Biology nerds needed in a D project!
Murilo
murilomiranda92 at hotmail.com
Sat May 25 22:02:51 UTC 2019
On Friday, 24 May 2019 at 08:46:06 UTC, Russel Winder wrote:
> I am not an expert in this, but would a neuron (from whatever
> beastie) ever behave like a slime mould?
> Is a sigmoid function sufficient? The era of treating a neuron
> as purely a single dimensional (electrical) state has, I
> believe, long past. Neurons do trigger, but they also have a
> biochemical aspect as well as an electrical one. I am not up to
> date with modelling neurons, and neither am I an expert in
> neurochemistry, and whilst investigating a network of sigmoid
> function triggers is still valid as a fun thing to do, I am not
> sure it can now be seen as a model of a collection of neurons.
> A model that started up in the mid to late 1970s but didn't
> take off then, but I believe is being picked up again recently,
> is to treat a network of neurons embedded in a biochemical
> system as a set of fields. The background was relativistic
> quantum field theory, but I suspect the technique as applied to
> networks of neurons has evolved away from that background. But
> maybe this is still not a mainstream approach?

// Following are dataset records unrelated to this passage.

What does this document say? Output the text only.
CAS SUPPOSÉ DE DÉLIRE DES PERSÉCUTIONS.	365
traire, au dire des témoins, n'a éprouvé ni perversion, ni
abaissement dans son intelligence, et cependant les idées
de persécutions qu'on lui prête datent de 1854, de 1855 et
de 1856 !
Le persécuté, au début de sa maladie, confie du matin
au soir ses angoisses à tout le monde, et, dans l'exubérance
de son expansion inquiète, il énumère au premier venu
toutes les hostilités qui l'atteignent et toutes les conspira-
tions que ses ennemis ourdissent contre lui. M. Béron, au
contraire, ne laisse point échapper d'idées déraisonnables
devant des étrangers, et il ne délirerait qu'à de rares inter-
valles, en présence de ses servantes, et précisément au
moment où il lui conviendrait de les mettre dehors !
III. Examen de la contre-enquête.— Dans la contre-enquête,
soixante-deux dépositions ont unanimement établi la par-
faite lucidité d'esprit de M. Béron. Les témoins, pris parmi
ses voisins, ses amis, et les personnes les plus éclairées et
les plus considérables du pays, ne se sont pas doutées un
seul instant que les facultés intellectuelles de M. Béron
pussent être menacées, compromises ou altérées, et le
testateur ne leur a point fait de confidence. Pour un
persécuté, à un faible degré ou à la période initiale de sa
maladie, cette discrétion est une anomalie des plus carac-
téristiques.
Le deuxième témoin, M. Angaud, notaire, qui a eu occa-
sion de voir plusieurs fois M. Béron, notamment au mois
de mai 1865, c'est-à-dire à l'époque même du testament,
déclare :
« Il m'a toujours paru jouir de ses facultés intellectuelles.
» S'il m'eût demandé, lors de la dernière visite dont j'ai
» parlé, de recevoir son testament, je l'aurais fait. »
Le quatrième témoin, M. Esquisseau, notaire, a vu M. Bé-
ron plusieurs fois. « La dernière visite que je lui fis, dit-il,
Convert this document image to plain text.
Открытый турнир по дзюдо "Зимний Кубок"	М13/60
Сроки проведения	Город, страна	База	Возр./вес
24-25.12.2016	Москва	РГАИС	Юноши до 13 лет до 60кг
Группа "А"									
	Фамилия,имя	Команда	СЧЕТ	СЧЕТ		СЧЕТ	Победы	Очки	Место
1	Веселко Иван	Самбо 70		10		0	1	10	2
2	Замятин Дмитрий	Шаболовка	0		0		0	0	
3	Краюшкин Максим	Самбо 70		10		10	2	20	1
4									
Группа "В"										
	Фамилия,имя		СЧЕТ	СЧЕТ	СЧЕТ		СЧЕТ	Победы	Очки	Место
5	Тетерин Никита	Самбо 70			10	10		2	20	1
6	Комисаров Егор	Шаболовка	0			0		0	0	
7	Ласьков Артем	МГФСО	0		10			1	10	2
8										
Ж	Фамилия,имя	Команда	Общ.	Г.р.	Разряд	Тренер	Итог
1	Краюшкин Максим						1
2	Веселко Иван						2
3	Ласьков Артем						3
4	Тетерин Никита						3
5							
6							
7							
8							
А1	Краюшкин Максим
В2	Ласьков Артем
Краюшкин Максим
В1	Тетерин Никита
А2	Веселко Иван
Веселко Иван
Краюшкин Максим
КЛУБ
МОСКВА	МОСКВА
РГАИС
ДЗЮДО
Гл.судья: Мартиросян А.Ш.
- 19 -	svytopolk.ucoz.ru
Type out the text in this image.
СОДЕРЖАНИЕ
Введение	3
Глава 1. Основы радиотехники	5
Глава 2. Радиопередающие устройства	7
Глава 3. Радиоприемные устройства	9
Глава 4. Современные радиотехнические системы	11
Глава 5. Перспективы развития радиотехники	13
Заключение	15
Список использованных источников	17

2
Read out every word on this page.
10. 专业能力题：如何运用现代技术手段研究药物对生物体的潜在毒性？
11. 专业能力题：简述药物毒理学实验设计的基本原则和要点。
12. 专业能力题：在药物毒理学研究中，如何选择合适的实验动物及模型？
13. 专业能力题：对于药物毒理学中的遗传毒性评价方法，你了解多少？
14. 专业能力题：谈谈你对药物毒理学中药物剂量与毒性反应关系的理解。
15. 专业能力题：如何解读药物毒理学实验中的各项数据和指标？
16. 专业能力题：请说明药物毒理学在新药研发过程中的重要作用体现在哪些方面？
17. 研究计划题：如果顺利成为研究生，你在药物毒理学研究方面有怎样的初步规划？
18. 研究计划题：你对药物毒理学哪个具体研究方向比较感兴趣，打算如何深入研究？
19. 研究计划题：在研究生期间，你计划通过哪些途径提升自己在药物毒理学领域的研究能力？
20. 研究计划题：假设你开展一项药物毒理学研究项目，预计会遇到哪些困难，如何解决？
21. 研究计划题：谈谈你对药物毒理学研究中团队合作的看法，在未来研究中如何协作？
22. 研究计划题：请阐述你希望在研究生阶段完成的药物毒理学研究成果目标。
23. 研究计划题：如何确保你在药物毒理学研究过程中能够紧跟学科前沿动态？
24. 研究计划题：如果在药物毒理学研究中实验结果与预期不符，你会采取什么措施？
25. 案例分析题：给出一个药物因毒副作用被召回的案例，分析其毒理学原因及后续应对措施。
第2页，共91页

> Does anyone have any connection with people working on Blue
> Brain. Over decade ago they were modelling the neocortex and
> neurons with apparently good success.
I found your reply very knowledgeable and very intelligent. I
will take a look later at the blue brain project. The reason I
compared a neuron with the slime mold is because it grows
dentrites to form synapses and therefore it creates intelligence.